BİZ KAYBETTİK ONLAR BULDU, KELOĞLAN DA CAİLLOU OLDU!

T.C. CUMHURİYET ÜNİVERSİTESİ SOSYAL BİLİMLER ENSTİTÜSÜ TÜRK HALKBİLİMİ ANA BİLİM DALI YÜKSEK LİSANS ÖDEVİ

HAZİRAN, 2011
GİRİŞ

Sponsor Bağlantılar

İnsanoğlu kendini, hayatını tanımaya başladıktan ve bunu başardıktan sonra, serüvenini anlatmak için kimi yollara başvurmuştur. İnsanın kendini ifade etmek için başvurduğu bu yollar, yazılı hayata geçilene kadar, sözlü anlatımla yapılmış ve zamanla bu anlatımlar estetik bir kaygı ile gerçekleştirilmeye, kalıcı olması için edebi sanatlarla süslenmeye başlanmıştır (Ong 2007: 48-52).

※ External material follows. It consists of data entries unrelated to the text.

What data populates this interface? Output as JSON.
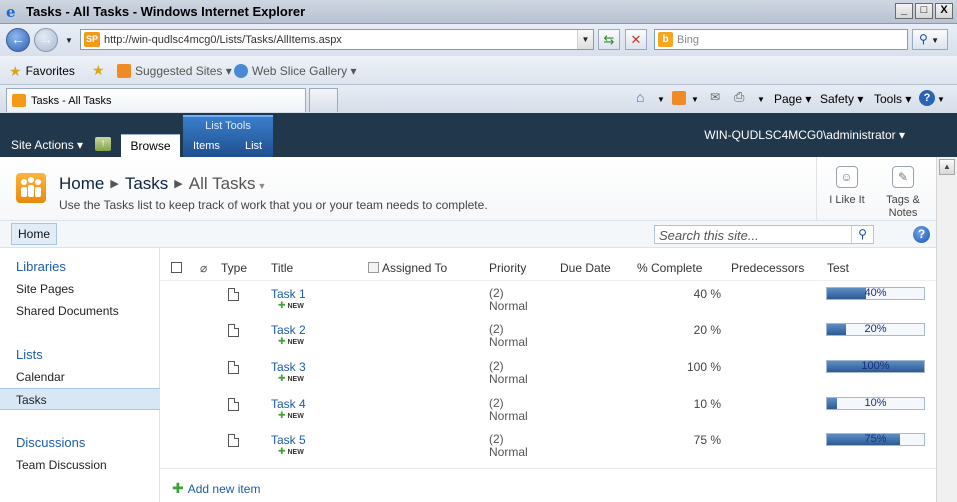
{
  "window": {
    "title": "Tasks - All Tasks - Windows Internet Explorer",
    "min": "_",
    "max": "□",
    "close": "X"
  },
  "address": {
    "url": "http://win-qudlsc4mcg0/Lists/Tasks/AllItems.aspx",
    "search_placeholder": "Bing"
  },
  "favorites": {
    "label": "Favorites",
    "items": [
      "Suggested Sites ▾",
      "Web Slice Gallery ▾"
    ]
  },
  "tab": {
    "label": "Tasks - All Tasks"
  },
  "commands": {
    "page": "Page ▾",
    "safety": "Safety ▾",
    "tools": "Tools ▾"
  },
  "ribbon": {
    "site_actions": "Site Actions ▾",
    "browse": "Browse",
    "list_tools": "List Tools",
    "items": "Items",
    "list": "List",
    "user": "WIN-QUDLSC4MCG0\\administrator ▾"
  },
  "title_area": {
    "breadcrumb": [
      "Home",
      "Tasks",
      "All Tasks"
    ],
    "description": "Use the Tasks list to keep track of work that you or your team needs to complete.",
    "like_label": "I Like It",
    "tags_label_1": "Tags &",
    "tags_label_2": "Notes"
  },
  "topnav": {
    "home": "Home",
    "search_placeholder": "Search this site..."
  },
  "leftnav": {
    "libraries": "Libraries",
    "site_pages": "Site Pages",
    "shared_documents": "Shared Documents",
    "lists": "Lists",
    "calendar": "Calendar",
    "tasks": "Tasks",
    "discussions": "Discussions",
    "team_discussion": "Team Discussion"
  },
  "list": {
    "columns": {
      "type": "Type",
      "title": "Title",
      "assigned_to": "Assigned To",
      "priority": "Priority",
      "due_date": "Due Date",
      "pct_complete": "% Complete",
      "predecessors": "Predecessors",
      "test": "Test"
    },
    "new_badge": "NEW",
    "rows": [
      {
        "title": "Task 1",
        "priority_1": "(2)",
        "priority_2": "Normal",
        "pct": "40 %",
        "test_label": "40%",
        "test_value": 0.4
      },
      {
        "title": "Task 2",
        "priority_1": "(2)",
        "priority_2": "Normal",
        "pct": "20 %",
        "test_label": "20%",
        "test_value": 0.2
      },
      {
        "title": "Task 3",
        "priority_1": "(2)",
        "priority_2": "Normal",
        "pct": "100 %",
        "test_label": "100%",
        "test_value": 1.0
      },
      {
        "title": "Task 4",
        "priority_1": "(2)",
        "priority_2": "Normal",
        "pct": "10 %",
        "test_label": "10%",
        "test_value": 0.1
      },
      {
        "title": "Task 5",
        "priority_1": "(2)",
        "priority_2": "Normal",
        "pct": "75 %",
        "test_label": "75%",
        "test_value": 0.75
      }
    ],
    "add_new": "Add new item"
  }
}
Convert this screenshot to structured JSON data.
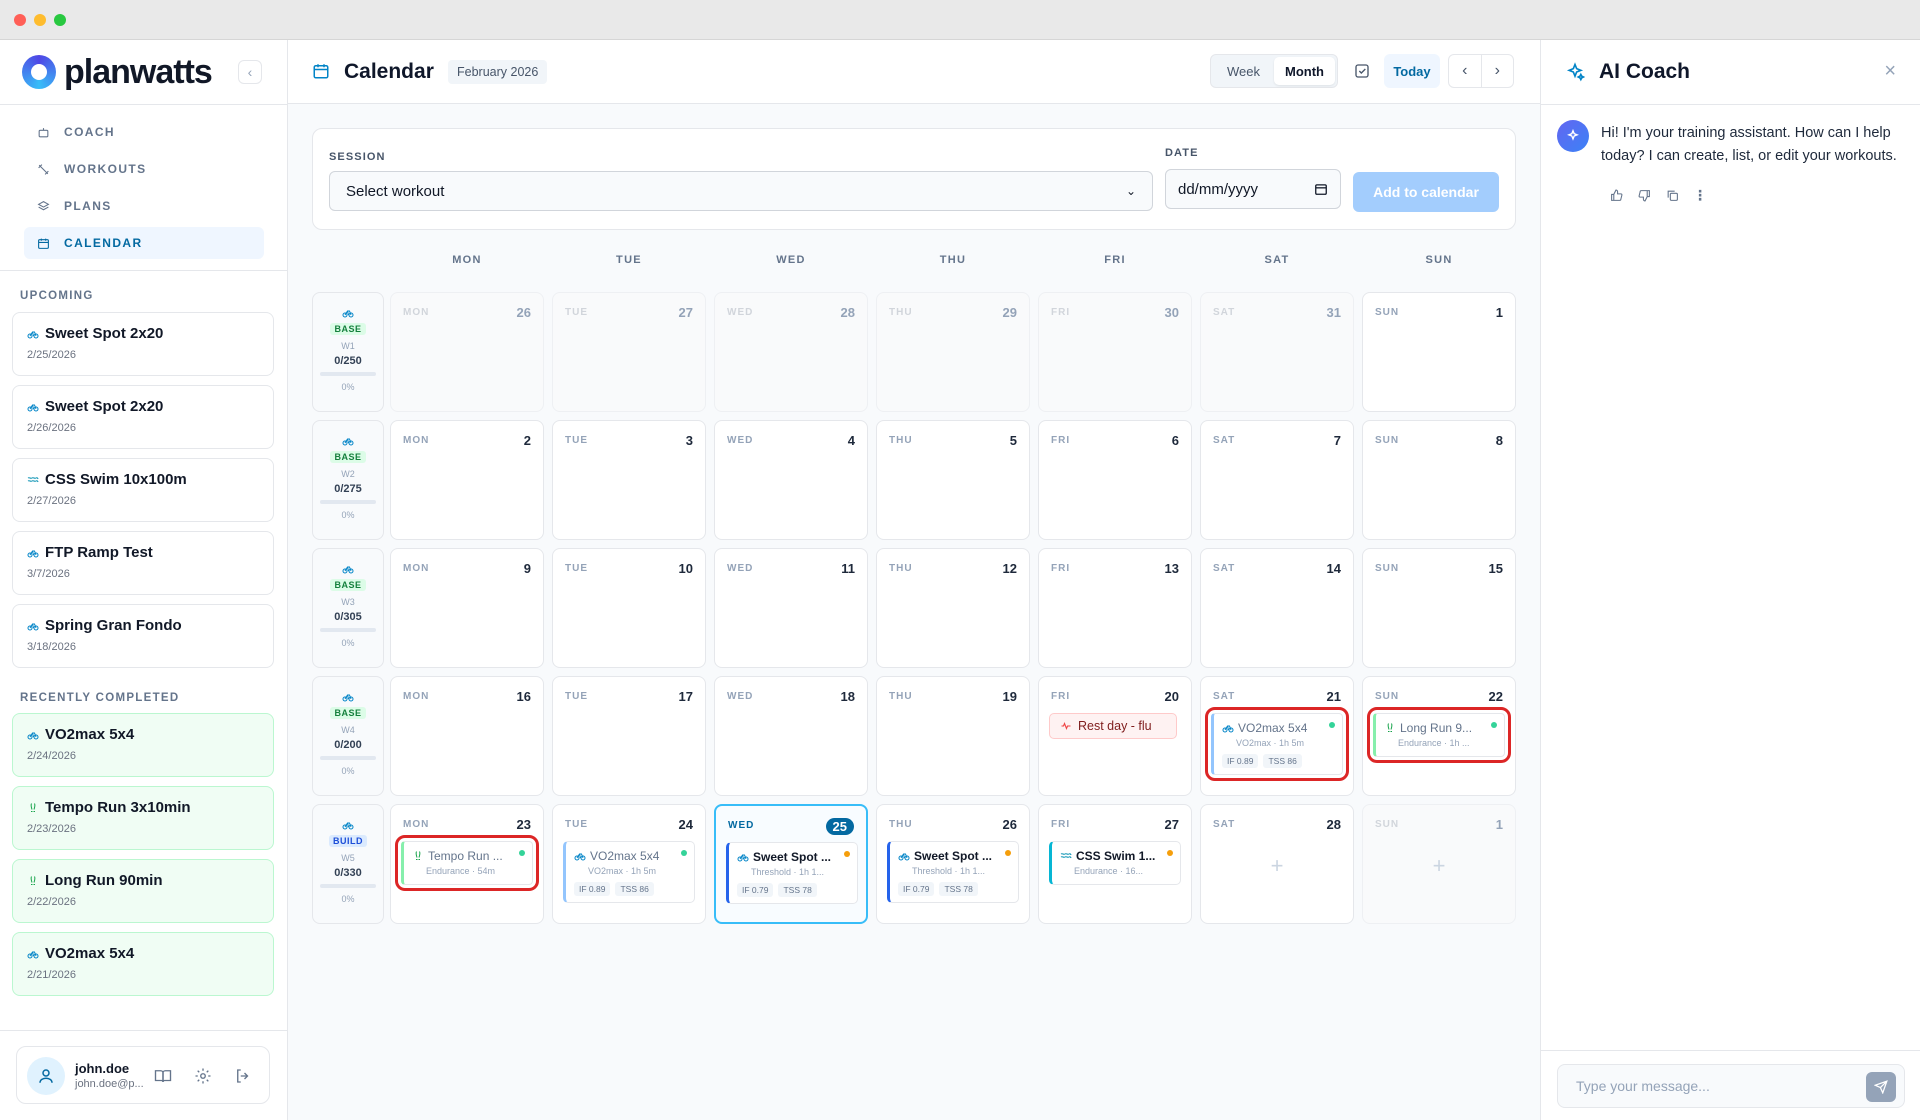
{
  "brand": {
    "name": "planwatts"
  },
  "nav": [
    {
      "label": "COACH",
      "icon": "robot-icon",
      "active": false
    },
    {
      "label": "WORKOUTS",
      "icon": "dumbbell-icon",
      "active": false
    },
    {
      "label": "PLANS",
      "icon": "layers-icon",
      "active": false
    },
    {
      "label": "CALENDAR",
      "icon": "calendar-icon",
      "active": true
    }
  ],
  "upcoming": {
    "label": "UPCOMING",
    "items": [
      {
        "title": "Sweet Spot 2x20",
        "date": "2/25/2026",
        "sport": "bike"
      },
      {
        "title": "Sweet Spot 2x20",
        "date": "2/26/2026",
        "sport": "bike"
      },
      {
        "title": "CSS Swim 10x100m",
        "date": "2/27/2026",
        "sport": "swim"
      },
      {
        "title": "FTP Ramp Test",
        "date": "3/7/2026",
        "sport": "bike"
      },
      {
        "title": "Spring Gran Fondo",
        "date": "3/18/2026",
        "sport": "bike"
      }
    ]
  },
  "completed": {
    "label": "RECENTLY COMPLETED",
    "items": [
      {
        "title": "VO2max 5x4",
        "date": "2/24/2026",
        "sport": "bike"
      },
      {
        "title": "Tempo Run 3x10min",
        "date": "2/23/2026",
        "sport": "run"
      },
      {
        "title": "Long Run 90min",
        "date": "2/22/2026",
        "sport": "run"
      },
      {
        "title": "VO2max 5x4",
        "date": "2/21/2026",
        "sport": "bike"
      }
    ]
  },
  "user": {
    "name": "john.doe",
    "email": "john.doe@p..."
  },
  "header": {
    "title": "Calendar",
    "month": "February 2026",
    "view_week": "Week",
    "view_month": "Month",
    "today": "Today"
  },
  "add": {
    "session_label": "SESSION",
    "session_value": "Select workout",
    "date_label": "DATE",
    "date_value": "dd/mm/yyyy",
    "button": "Add to calendar"
  },
  "days_of_week": [
    "MON",
    "TUE",
    "WED",
    "THU",
    "FRI",
    "SAT",
    "SUN"
  ],
  "weeks": [
    {
      "phase": "BASE",
      "week": "W1",
      "load": "0/250",
      "pct": "0%",
      "days": [
        {
          "label": "MON",
          "num": "26",
          "out": true
        },
        {
          "label": "TUE",
          "num": "27",
          "out": true
        },
        {
          "label": "WED",
          "num": "28",
          "out": true
        },
        {
          "label": "THU",
          "num": "29",
          "out": true
        },
        {
          "label": "FRI",
          "num": "30",
          "out": true
        },
        {
          "label": "SAT",
          "num": "31",
          "out": true
        },
        {
          "label": "SUN",
          "num": "1"
        }
      ]
    },
    {
      "phase": "BASE",
      "week": "W2",
      "load": "0/275",
      "pct": "0%",
      "days": [
        {
          "label": "MON",
          "num": "2"
        },
        {
          "label": "TUE",
          "num": "3"
        },
        {
          "label": "WED",
          "num": "4"
        },
        {
          "label": "THU",
          "num": "5"
        },
        {
          "label": "FRI",
          "num": "6"
        },
        {
          "label": "SAT",
          "num": "7"
        },
        {
          "label": "SUN",
          "num": "8"
        }
      ]
    },
    {
      "phase": "BASE",
      "week": "W3",
      "load": "0/305",
      "pct": "0%",
      "days": [
        {
          "label": "MON",
          "num": "9"
        },
        {
          "label": "TUE",
          "num": "10"
        },
        {
          "label": "WED",
          "num": "11"
        },
        {
          "label": "THU",
          "num": "12"
        },
        {
          "label": "FRI",
          "num": "13"
        },
        {
          "label": "SAT",
          "num": "14"
        },
        {
          "label": "SUN",
          "num": "15"
        }
      ]
    },
    {
      "phase": "BASE",
      "week": "W4",
      "load": "0/200",
      "pct": "0%",
      "days": [
        {
          "label": "MON",
          "num": "16"
        },
        {
          "label": "TUE",
          "num": "17"
        },
        {
          "label": "WED",
          "num": "18"
        },
        {
          "label": "THU",
          "num": "19"
        },
        {
          "label": "FRI",
          "num": "20",
          "rest": "Rest day - flu"
        },
        {
          "label": "SAT",
          "num": "21",
          "workout": {
            "name": "VO2max 5x4",
            "sub": "VO2max · 1h 5m",
            "if": "IF 0.89",
            "tss": "TSS 86",
            "sport": "bike",
            "dot": "#34d399",
            "bar": "#93c5fd",
            "faded": true,
            "hl": true
          }
        },
        {
          "label": "SUN",
          "num": "22",
          "workout": {
            "name": "Long Run 9...",
            "sub": "Endurance · 1h ...",
            "sport": "run",
            "dot": "#34d399",
            "bar": "#86efac",
            "faded": true,
            "hl": true,
            "short": true
          }
        }
      ]
    },
    {
      "phase": "BUILD",
      "week": "W5",
      "load": "0/330",
      "pct": "0%",
      "days": [
        {
          "label": "MON",
          "num": "23",
          "workout": {
            "name": "Tempo Run ...",
            "sub": "Endurance · 54m",
            "sport": "run",
            "dot": "#34d399",
            "bar": "#86efac",
            "faded": true,
            "hl": true,
            "short": true
          }
        },
        {
          "label": "TUE",
          "num": "24",
          "workout": {
            "name": "VO2max 5x4",
            "sub": "VO2max · 1h 5m",
            "if": "IF 0.89",
            "tss": "TSS 86",
            "sport": "bike",
            "dot": "#34d399",
            "bar": "#93c5fd",
            "faded": true
          }
        },
        {
          "label": "WED",
          "num": "25",
          "today": true,
          "workout": {
            "name": "Sweet Spot ...",
            "sub": "Threshold · 1h 1...",
            "if": "IF 0.79",
            "tss": "TSS 78",
            "sport": "bike",
            "dot": "#f59e0b",
            "bar": "#2563eb"
          }
        },
        {
          "label": "THU",
          "num": "26",
          "workout": {
            "name": "Sweet Spot ...",
            "sub": "Threshold · 1h 1...",
            "if": "IF 0.79",
            "tss": "TSS 78",
            "sport": "bike",
            "dot": "#f59e0b",
            "bar": "#2563eb"
          }
        },
        {
          "label": "FRI",
          "num": "27",
          "workout": {
            "name": "CSS Swim 1...",
            "sub": "Endurance · 16...",
            "sport": "swim",
            "dot": "#f59e0b",
            "bar": "#06b6d4",
            "short": true
          }
        },
        {
          "label": "SAT",
          "num": "28",
          "plus": "+"
        },
        {
          "label": "SUN",
          "num": "1",
          "out": true,
          "plus": "+"
        }
      ]
    }
  ],
  "coach": {
    "title": "AI Coach",
    "message": "Hi! I'm your training assistant. How can I help today? I can create, list, or edit your workouts.",
    "placeholder": "Type your message..."
  },
  "colors": {
    "accent": "#0369a1",
    "today_border": "#38bdf8",
    "highlight": "#dc2626",
    "completed_bg": "#f0fdf4"
  }
}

İnsanın kendini ifade etme yolları içinde en eskilerden1 olan masal, halk edebiyatının en çok araştırılan ve üzerinde en çok durulan türlerinden biri olmayı başarmıştır (Oğuz vd. 2006: 123). Bu geçmiş yani sözlü anlatım türlerinin en eskilerinden olma özelliği aynı zamanda masala farklı sorumluluk ve işlevler yüklemiştir. İnsanlar kimi zaman açıktan söyleyemediklerini sembollerle de olsa açığa vurmak amacıyla (Yavuz 2009: 17), kimi zaman toplum olmanın bir gereği olan sosyalleşme için bir araç olarak, kimi zaman da boş zamanı hoşça geçirebilmek için (Boyraz 2002: 249, Karatay 2007: 468) kullanmışlardır. Fakat masalın bir başka önemli yanı olan -ki, bu işlev zamanla birincil işlev haline gelecektir- eğitim özelliği fark edilmiştir.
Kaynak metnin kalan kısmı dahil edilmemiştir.